Atomic force microscopy (AFM) can measure atomic-scale height variations on the surface of a material. This investigation has developed AFM techniques to study silicon (Si) battery electrode materials during charge-discharge cycling (left). The design of the thin film electrode allows the measurement of growth of the surface interface layer (SEI) (purple region in the right image) during the cycling; this approach allows extraction of the interface thickness from the overall electrode volume change (tan).
To lengthen the life of lithium-ion batteries, we need to know how to combat SEI formation. This measurement capability is a vital step in new studies of SEI properties. The approach offers real-time measurement of SEI thickness evolution with nanometer precision. It will allow for effective study of electrolyte compositions and additives and their effect on cell performance.

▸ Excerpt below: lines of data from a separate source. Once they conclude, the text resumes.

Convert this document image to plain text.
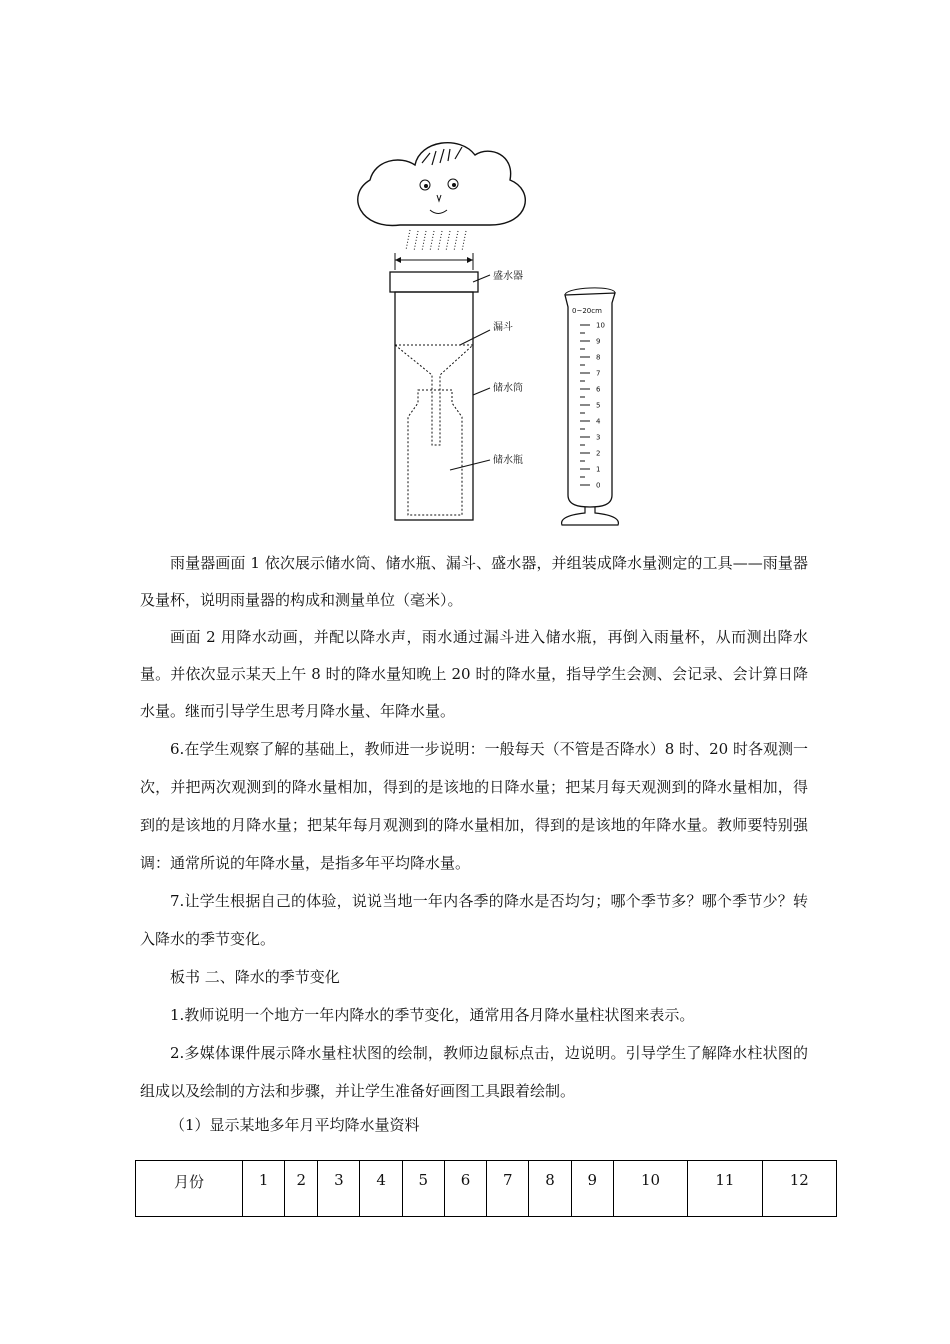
盛水器
漏斗
储水筒
储水瓶
0~20cm
10
9
8
7
6
5
4
3
2
1
0

雨量器画面 1 依次展示储水筒、储水瓶、漏斗、盛水器，并组装成降水量测定的工具——雨量器及量杯，说明雨量器的构成和测量单位（毫米）。

画面 2 用降水动画，并配以降水声，雨水通过漏斗进入储水瓶，再倒入雨量杯，从而测出降水量。并依次显示某天上午 8 时的降水量知晚上 20 时的降水量，指导学生会测、会记录、会计算日降水量。继而引导学生思考月降水量、年降水量。

6.在学生观察了解的基础上，教师进一步说明：一般每天（不管是否降水）8 时、20 时各观测一次，并把两次观测到的降水量相加，得到的是该地的日降水量；把某月每天观测到的降水量相加，得到的是该地的月降水量；把某年每月观测到的降水量相加，得到的是该地的年降水量。教师要特别强调：通常所说的年降水量，是指多年平均降水量。

7.让学生根据自己的体验，说说当地一年内各季的降水是否均匀；哪个季节多？哪个季节少？转入降水的季节变化。

板书 二、降水的季节变化

1.教师说明一个地方一年内降水的季节变化，通常用各月降水量柱状图来表示。

2.多媒体课件展示降水量柱状图的绘制，教师边鼠标点击，边说明。引导学生了解降水柱状图的组成以及绘制的方法和步骤，并让学生准备好画图工具跟着绘制。

（1）显示某地多年月平均降水量资料

月份	1	2	3	4	5	6	7	8	9	10	11	12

This research has developed new techniques for in situ measurements of the growth of solid-electrolyte interphase (SEI) layers on silicon electrodes. These interface changes are accompanied by volume expansion induced by transport of lithium into the silicon. For these investigations, the team fabricated thin film amorphous silicon electrodes in a configuration that allows unambiguous separation of the total thickness change into the contributions due to the growth of the SEI and from the change in the silicon volume. They assembled the electrodes into a custom-designed electrochemical cell, which they integrated with an atomic force microscope. The electrodes are subjected to charge-discharge (lithiation-delithiation) cycles at a sequence of constant potential values and the thickness measurements are made at each potential after equilibrium is reached. The team carried out experiments with two electrolytes: 1.2M lithium hexafluoro-phosphate (LiPF6) in ethylene carbonate (EC) and 1.2M LiPF6 in propylene carbonate (PC) – to investigate the influence of electrolyte composition on SEI evolution. The team observed that SEI formation occurs predominantly during the first charging cycle and the maximum SEI thickness is approximately 17 nm and 10 nm, respectively, for EC and PC electrolytes. The measurements also yield valuable information on how the silicon electrode’s expansion ratio and charge capacity vary with equilibrium potential. Both relationships display hysteresis (for example, the measurements show a dependence on whether the electrode is being charged or discharged), which is explained in terms of the evolution of stress in silicon electrodes due to the changing volume. This sample design and measurement capability open the door for clear determination of which components and variations result in performance improvements in high-capacity lithium-ion batteries.